Apesar de o excesso de velocidade estar entre as principais causas de acidentes nas rodovias federais brasileiras, a fiscalização com radares móveis caiu pela metade no ano passado, na comparação com 2019, ano em que o governo federal determinou a suspensão das fiscalizações com estes equipamentos nas rodovias federais de todo Brasil.
Segundo dados disponibilizados pela Polícia Rodoviária Federal (PRF), em 2019 foram registradas 41.610 horas de fiscalização. Apesar de a Justiça determinar o retorno das fiscalizações, em 2020 os equipamentos funcionaram por 15.250 horas e, em 2021, por 19.885 horas.

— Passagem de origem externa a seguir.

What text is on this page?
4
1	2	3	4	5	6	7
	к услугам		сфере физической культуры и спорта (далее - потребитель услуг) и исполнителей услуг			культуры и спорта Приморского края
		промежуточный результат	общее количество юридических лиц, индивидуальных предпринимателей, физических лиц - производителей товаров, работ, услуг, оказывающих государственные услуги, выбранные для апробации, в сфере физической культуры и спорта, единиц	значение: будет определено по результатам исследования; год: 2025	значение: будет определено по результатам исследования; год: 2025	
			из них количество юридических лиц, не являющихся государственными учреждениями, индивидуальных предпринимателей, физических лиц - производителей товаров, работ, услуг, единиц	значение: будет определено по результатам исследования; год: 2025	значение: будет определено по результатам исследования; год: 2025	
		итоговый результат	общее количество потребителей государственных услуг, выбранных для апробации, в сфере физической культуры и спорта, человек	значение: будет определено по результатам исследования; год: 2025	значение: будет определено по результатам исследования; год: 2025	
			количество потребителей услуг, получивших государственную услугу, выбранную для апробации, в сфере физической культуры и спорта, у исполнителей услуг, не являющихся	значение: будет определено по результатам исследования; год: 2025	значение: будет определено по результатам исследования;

Para fiscalizar os 75,8 mil km de malha rodoviária federal, a PRF possui hoje 242 radares portáteis e 115 radares fixos em funcionamento. Os equipamentos móveis podem ser usados em 1.050 trechos, considerados críticos em estudos técnicos e análise de dados feitos pela instituição. Embora não haja um número mínimo de radares por trecho de rodovia, já se provou à exaustão que estes equipamentos salvam vidas.
O excesso de velocidade causa acidentes de trânsito mais graves e letais. “Segundo a Organização Mundial da Saúde (OMS), um aumento de 20% na velocidade média do veículo amplia em 30% as colisões fatais. O controle da velocidade de tráfego por meio de radares é uma ação que reduz o número de sinistros de trânsito e também a gravidade e letalidade de ferimentos decorrentes desses eventos evitáveis”, afirma o diretor científico da Associação Mineira de Medicina do Tráfego (Ammetra), Alysson Coimbra.
Suspensão e retorno
Em agosto de 2019 o governo federal suspendeu o uso de todos radares móveis nas fiscalizações nas rodovias federais. Após ação do Ministério Público Federal (MPF). Os radares móveis só voltaram a ação em dezembro, depois que a Justiça determinou a retomada das fiscalizações. No entanto, desde então, o tempo de fiscalização caiu drasticamente.
Causas definidas
No ano passado, segundo dados da PRF, 6.742 acidentes foram causados por motoristas que dirigiam em velocidade incompatível com a estabelecida na rodovia. A principal causa de sinistros foi a reação tardia ou ineficiente do condutor, com 6.902 ocorrências. “Quando se dirige a uma velocidade incompatível, o motorista tem um tempo de reação menor ou, pior ainda, pode sofrer um sinistro mais grave ao tentar escapar de uma situação de risco, como um obstáculo súbito, por exemplo. Os limites de velocidade em uma rua, avenida ou estrada são estabelecidos com critérios técnicos que levam em consideração o traçado, fluxo e conservação da via, e os índices de acidentalidade na área. A revisão periódica das estatísticas do trânsito é o mais valioso instrumento para o ajuste dessas intervenções que reduzem a insegurança viária”, completa o especialista.
Recomendação da ONU
Coimbra cita que os países mais desenvolvidos do mundo caminham no sentido oposto: reforçam a fiscalização e trabalham para reduzir os limites de velocidade nas ruas e avenidas. Esta é, inclusive, uma das recomendações da Conferência Global da ONU sobre Segurança no Trânsito para a redução das mortes. “Aqui no Brasil, pesquisadores da Universidade de São Paulo (USP) comprovaram, em 2019, que a quantidade de sinistros é baixa em um raio de até 50 metros perto de um radar. Quando a distância do equipamento é ampliada, aumenta também a quantidade de acidentes. A ciência nos mostra o caminho: precisamos ampliar a fiscalização com radares fixos e móveis para coibir o excesso de velocidade e reduzir as mortes no trânsito brasileiro”, enfatiza o diretor científico da Ammetra.
Estudos científicos
O que não faltam são estudos para comprovar a necessidade e a importância de reduzir e monitorar a velocidade nas ruas e rodovias. Segundo a Organização para Cooperação e Desenvolvimento Econômico (OCDE), a chance de um pedestre morrer é de 10% se o veículo estiver transitando em até 30 km\h. Se a velocidade for ampliada para 50 km\h, a probabilidade passa dos 80%.
O estudo The handbook of road safety measures, do pesquisador norueguês Rune Elvik, mostrou que a presença dos radares reduziu pela metade o número de acidentes e até 20% o número de mortes. “Mais que reduzir imediatamente o número dos sinistros de trânsito decorrentes do excesso de velocidade, estudos internacionais, como o feito pela Insurance Institute for Highway Safety (IIHS), mostraram que a instalação de radares mudou o comportamento dos motoristas em longo prazo. Enquanto ainda perdermos tempo acreditando que os radares existam para alimentar uma ‘indústria da multa’, permitiremos que os infratores sigam se beneficiando dessa falácia e colocando em risco a nossa integridade física e a daqueles que amamos”, finaliza Coimbra.